I had been using the Roon software, alongside Tidal for over a year now and one of the issues has been that running it requires a decent amount of processing power. A tablet won’t do it, so I have been using a MacBook. It works well enough but means that the computer is essentially out of bounds while the music is playing. What has been needed is a separate and dedicated computer for running the Roon core, linked to the network to assemble and collate the metadata as well as providing an extensive view of the library through your tablet. Utilising the Mac also led to some occasionally clunky and irritating reboot moments, which did little to enhance the whole experience into an immersive listening session. The Nucleus is Roon’s first hardware product; a dedicated server with a built-in processor that runs Roon autonomously. Two versions are available: the entry-level Nucleus (see Specifications box, below) and the higher performance Nucleus+ version reviewed here. The Nucleus+ is built around an Intel NUC i7 processor, 8GB of RAM, and a 128 GB OS SSD for the operating system with the option to also add an SSD or HDD hard drive to provide an extensive internal library. There are connections for external NAS storage and an output that supports an HDMI connection. Roon also has drivers available now that enable integration with automated systems like Crestron.

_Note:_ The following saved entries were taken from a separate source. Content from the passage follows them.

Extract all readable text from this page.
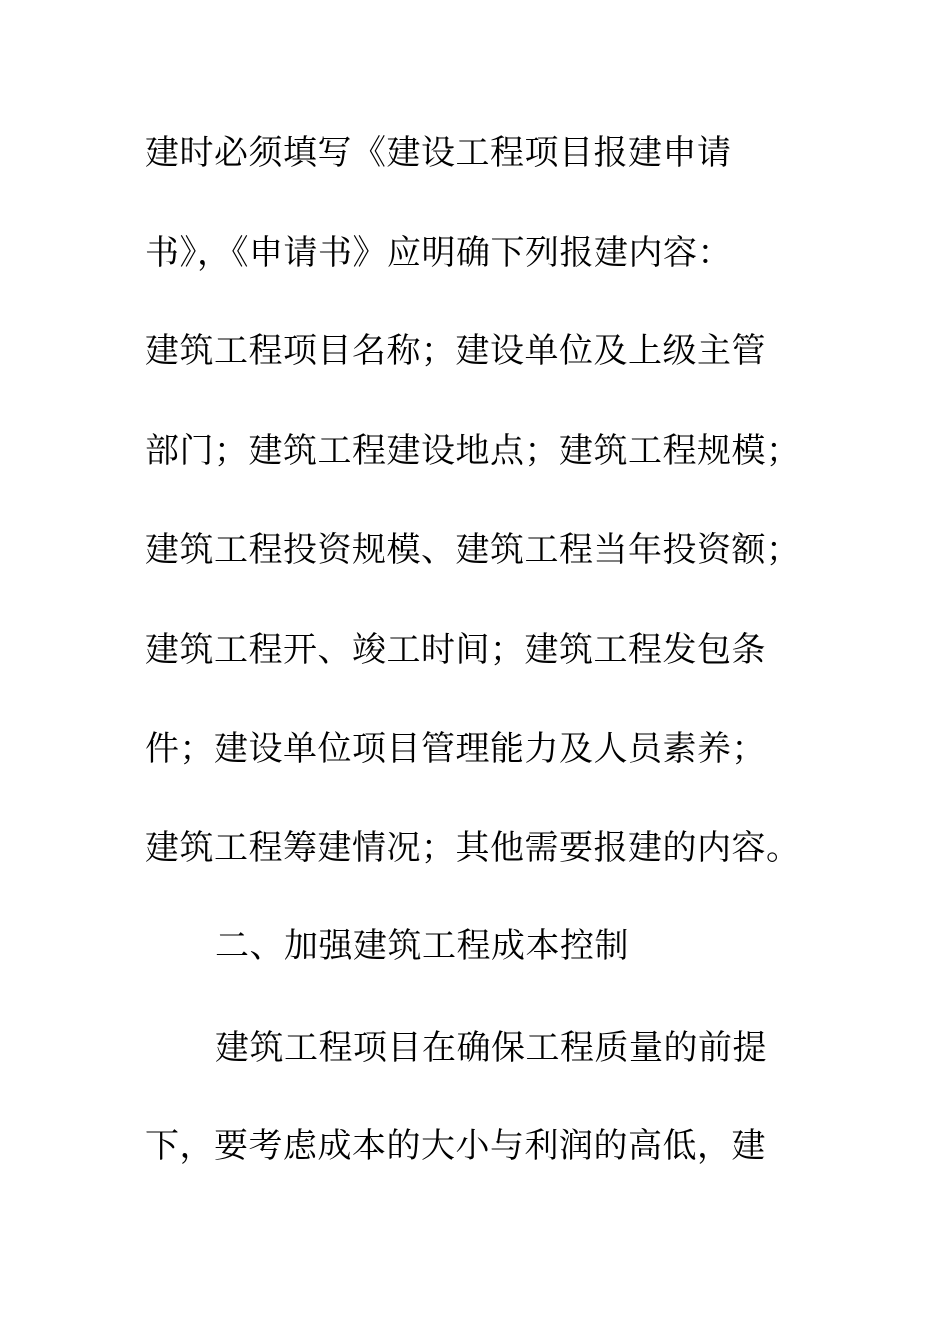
建时必须填写《建设工程项目报建申请
书》，《申请书》应明确下列报建内容：
建筑工程项目名称；建设单位及上级主管
部门；建筑工程建设地点；建筑工程规模；
建筑工程投资规模、建筑工程当年投资额；
建筑工程开、竣工时间；建筑工程发包条
件；建设单位项目管理能力及人员素养；
建筑工程筹建情况；其他需要报建的内容。
二、加强建筑工程成本控制
建筑工程项目在确保工程质量的前提
下，要考虑成本的大小与利润的高低，建
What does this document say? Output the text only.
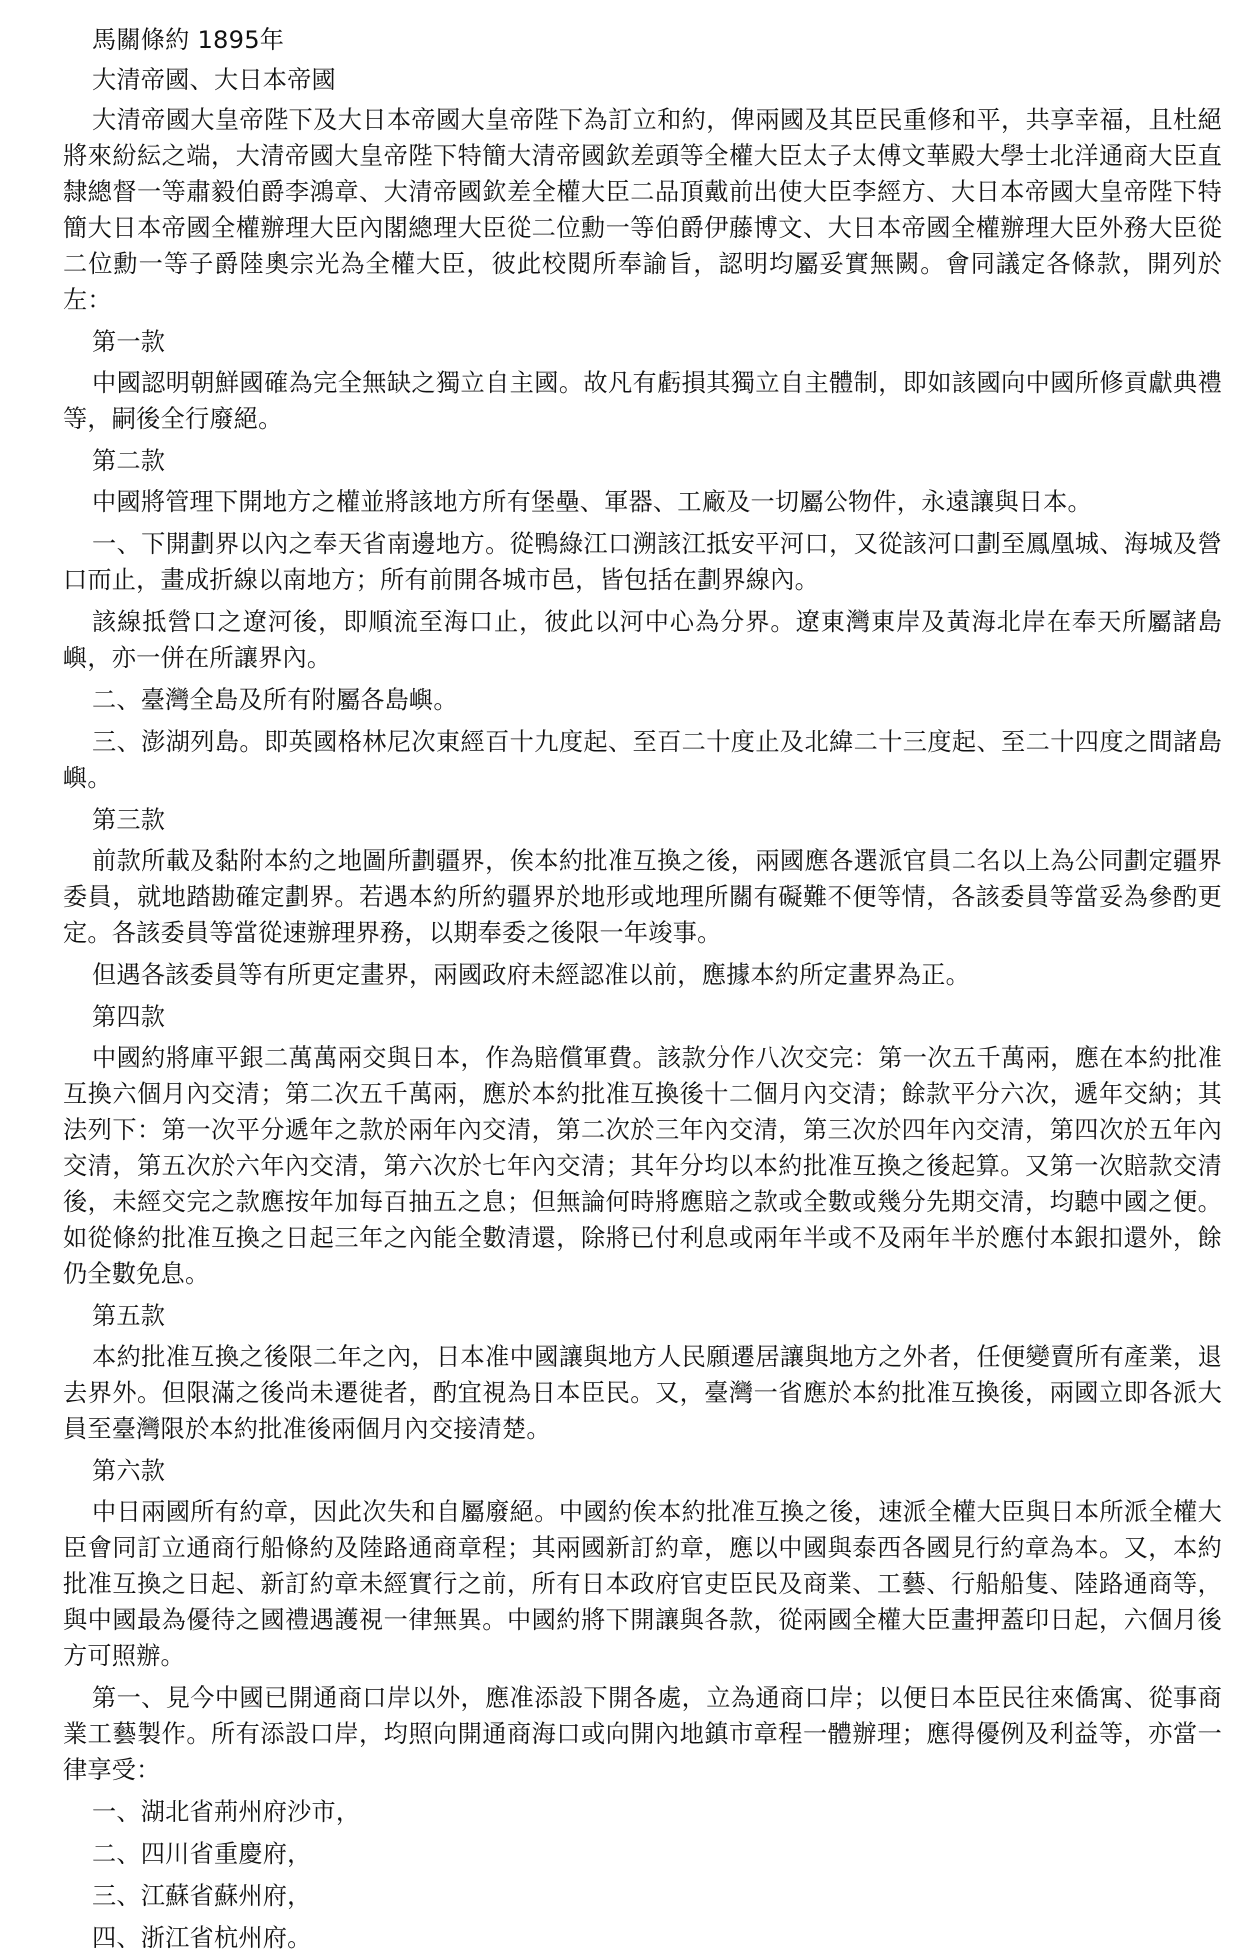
馬關條約 1895年

大清帝國、大日本帝國

大清帝國大皇帝陛下及大日本帝國大皇帝陛下為訂立和約，俾兩國及其臣民重修和平，共享幸福，且杜絕將來紛紜之端，大清帝國大皇帝陛下特簡大清帝國欽差頭等全權大臣太子太傅文華殿大學士北洋通商大臣直隸總督一等肅毅伯爵李鴻章、大清帝國欽差全權大臣二品頂戴前出使大臣李經方、大日本帝國大皇帝陛下特簡大日本帝國全權辦理大臣內閣總理大臣從二位勳一等伯爵伊藤博文、大日本帝國全權辦理大臣外務大臣從二位勳一等子爵陸奧宗光為全權大臣，彼此校閱所奉諭旨，認明均屬妥實無闕。會同議定各條款，開列於左：

第一款

中國認明朝鮮國確為完全無缺之獨立自主國。故凡有虧損其獨立自主體制，即如該國向中國所修貢獻典禮等，嗣後全行廢絕。

第二款

中國將管理下開地方之權並將該地方所有堡壘、軍器、工廠及一切屬公物件，永遠讓與日本。

一、下開劃界以內之奉天省南邊地方。從鴨綠江口溯該江抵安平河口，又從該河口劃至鳳凰城、海城及營口而止，畫成折線以南地方；所有前開各城市邑，皆包括在劃界線內。

該線抵營口之遼河後，即順流至海口止，彼此以河中心為分界。遼東灣東岸及黃海北岸在奉天所屬諸島嶼，亦一併在所讓界內。

二、臺灣全島及所有附屬各島嶼。

三、澎湖列島。即英國格林尼次東經百十九度起、至百二十度止及北緯二十三度起、至二十四度之間諸島嶼。

第三款

前款所載及黏附本約之地圖所劃疆界，俟本約批准互換之後，兩國應各選派官員二名以上為公同劃定疆界委員，就地踏勘確定劃界。若遇本約所約疆界於地形或地理所關有礙難不便等情，各該委員等當妥為參酌更定。各該委員等當從速辦理界務，以期奉委之後限一年竣事。

但遇各該委員等有所更定畫界，兩國政府未經認准以前，應據本約所定畫界為正。

第四款

中國約將庫平銀二萬萬兩交與日本，作為賠償軍費。該款分作八次交完：第一次五千萬兩，應在本約批准互換六個月內交清；第二次五千萬兩，應於本約批准互換後十二個月內交清；餘款平分六次，遞年交納；其法列下：第一次平分遞年之款於兩年內交清，第二次於三年內交清，第三次於四年內交清，第四次於五年內交清，第五次於六年內交清，第六次於七年內交清；其年分均以本約批准互換之後起算。又第一次賠款交清後，未經交完之款應按年加每百抽五之息；但無論何時將應賠之款或全數或幾分先期交清，均聽中國之便。如從條約批准互換之日起三年之內能全數清還，除將已付利息或兩年半或不及兩年半於應付本銀扣還外，餘仍全數免息。

第五款

本約批准互換之後限二年之內，日本准中國讓與地方人民願遷居讓與地方之外者，任便變賣所有產業，退去界外。但限滿之後尚未遷徙者，酌宜視為日本臣民。又，臺灣一省應於本約批准互換後，兩國立即各派大員至臺灣限於本約批准後兩個月內交接清楚。

第六款

中日兩國所有約章，因此次失和自屬廢絕。中國約俟本約批准互換之後，速派全權大臣與日本所派全權大臣會同訂立通商行船條約及陸路通商章程；其兩國新訂約章，應以中國與泰西各國見行約章為本。又，本約批准互換之日起、新訂約章未經實行之前，所有日本政府官吏臣民及商業、工藝、行船船隻、陸路通商等，與中國最為優待之國禮遇護視一律無異。中國約將下開讓與各款，從兩國全權大臣畫押蓋印日起，六個月後方可照辦。

第一、見今中國已開通商口岸以外，應准添設下開各處，立為通商口岸；以便日本臣民往來僑寓、從事商業工藝製作。所有添設口岸，均照向開通商海口或向開內地鎮市章程一體辦理；應得優例及利益等，亦當一律享受：

一、湖北省荊州府沙市，

二、四川省重慶府，

三、江蘇省蘇州府，

四、浙江省杭州府。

Nucleus and Nucleus+ are entirely compatible with any of the growing list of devices on the market that are Roon-ready and there are also an increasing number of products that are able to run a dedicated core too. Roon themselves are a very open company in so far as they make recommendations as to what to buy and how to configure it should you want to build your own server system based around the NUC. You could certainly achieve identical technical results and save some money by doing it yourself. The Nucleus+ is really a self-contained version that brings everything together in a pre-configured, small, finned box with a dedicated custom power supply and no irritating fan noise for those who just want a ready-made single-box solution. Its sole purpose is to power the software and bring you music from all connected digital sources and arrange it into a coherent and comprehensive format that enables you to listen to what you want and as importantly, to explore new musical avenues. It does these things supremely well. But, obviously at a price, especially when you factor in the costs for Roon itself.
Just plug the Nucleus+ into your network through the router, hook up your hard drives and access everything through the Roon app (Mac OS, Windows, iOS and Android are all supported). Straightforward installation and lightning boot up are both exemplary aspects of the Nucleus+ and its simplicity of operation, operational stability and the clean, uncluttered appearance of the app are hallmarks of a great design. It is also a multi-room compatible platform that provides DSD and PCM upsampling as well as multi-channel playback.
It’s impossible to talk about the Nucleus+ without describing what Roon itself brings to the home-listening experience and the success of the whole Roon platform depends ultimately not only on how it looks and functions but also on how it sounds. As I mentioned earlier, for years it has been possible to utilise computing power to access music from the net but it’s only recently that it has begun to sound like anything other than a second quality source. Roon has certainly helped in changing all that and it takes a while to fully appreciate just what it can do. A fully charged Nucleus-based system will have access to music through a subscription-based service, like Tidal in my case and perhaps an entire CD collection ripped onto a NAS. It also opens the world of hi-def downloads like never before and despite always being somewhat underwhelmed by these in the past, I have to say that, after recent experiences, I see them as the future of high-end sound. I was granted access to a portable hard drive crammed full of them and the audio quality of the music has been really very impressive. Music that I have on standard CD that I have been able to compare with some of the same albums in a hi-def format has left me shocked, in a good way. I can’t detect any unpleasant digital artefacts or tonal nasties. But what has surprised me most is the sense of solidity, integrity, and instrumental qualities and character that I have been hearing. At long, long last, the whole streaming experience is now fulfilling the musical potential we always hoped it would.
If you run Roon – and you should seriously consider it if you intend on using stored files and a service like Tidal – the Nucleus+ (or Nucleus) is but one option, but what an option! Roon will change the way you listen to music in that it will serve you up musical options and link them together. Search for an artist, an album or a song and it presents you with the answers by looking at everything you have within your musical library and everything it can find within Tidal, depending on the parameters you set. It will download rich metadata for all your music, including those ripped files and continually look for ways to enhance and expand that. It provides many musical reviews, ratings, and links which will enable you to look at an artist in far greater depth by listing all of their albums or by just clicking the producer or any of the mentioned musicians. This opens up a new vista of possibilities as this aspect of Roon is developing all the time. In this way you discover new music on a daily basis and I cannot tell you how often this has led me towards albums and artists that I doubt I would ever have heard of without the Roon/Tidal axis. It will, as Alan Sircom said to me, release your inner musicologist. It looks good too and has many subtleties that you discover on your journey. It enables you to focus your searches and bring songs or albums together in personal playlists.